JOHN CAPANO: Some species of snakes, like boas and pythons, will eat something about their own body size, sometimes about 100% of their own mass.

GREENFIELDBOYCE: John Capano studies snakes at Brown University. He says the trouble is all of that means the part of the snake's body near its head, where the ribs usually are drawing in air so it can breathe, are pretty preoccupied with either clamping down to crush the prey or opening wide to take it in.

CAPANO: Its rib cage is kind of spread out to accommodate that thing inside of it. So there's the chance that they can't move their ribs anymore, because they're already, like, at capacity.

GREENFIELDBOYCE: So the question is, how exactly do they breathe? A while back, Capano and a colleague were feeding snakes and noticed that ribs farther down towards the tail seemed to be doing the breathing work. They eventually did a bunch of studies to explore this. They'd immobilize part of a snake's length by inflating a blood pressure cuff around it, then use X-rays to monitor the movements of its ribs.

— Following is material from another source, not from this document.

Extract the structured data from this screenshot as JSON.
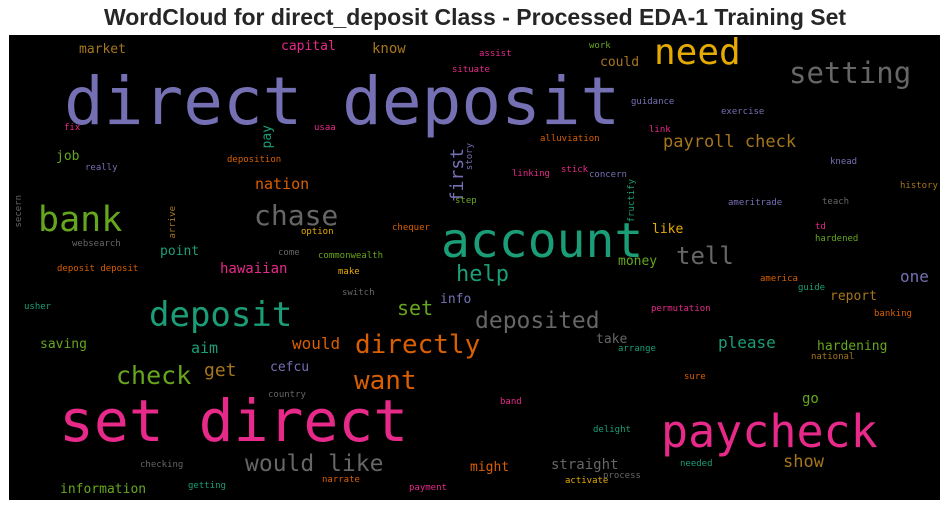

CAPANO: You can see that the ribs will stop moving when we put the cuff on the front, and they'll start moving in the back. And if you take the cuff off, they stop moving in the back, and they go back to the front.

GREENFIELDBOYCE: The results appear in the Journal of Experimental Biology. Having this control over breathing must have been super important as snakes first started making their living by constricting. Elizabeth Brainerd is one of the scientists at Brown who worked on this study.

ELIZABETH BRAINERD: As constriction was evolving, it was certainly impeding the ability of those animals to use the ribs in that area for breathing.

GREENFIELDBOYCE: She says there had to be this workaround. Jake Socha thinks this is a cool finding. He's a biomechanics researcher at Virginia Tech.

JAKE SOCHA: This is a really key, important study in helping to explain what might have made snakes so successful.

GREENFIELDBOYCE: Snakes have been very successful. Their long, limbless bodies have proven very adaptive to the point where they can squeeze a big animal to death without losing their breath. Nell Greenfieldboyce, NPR News.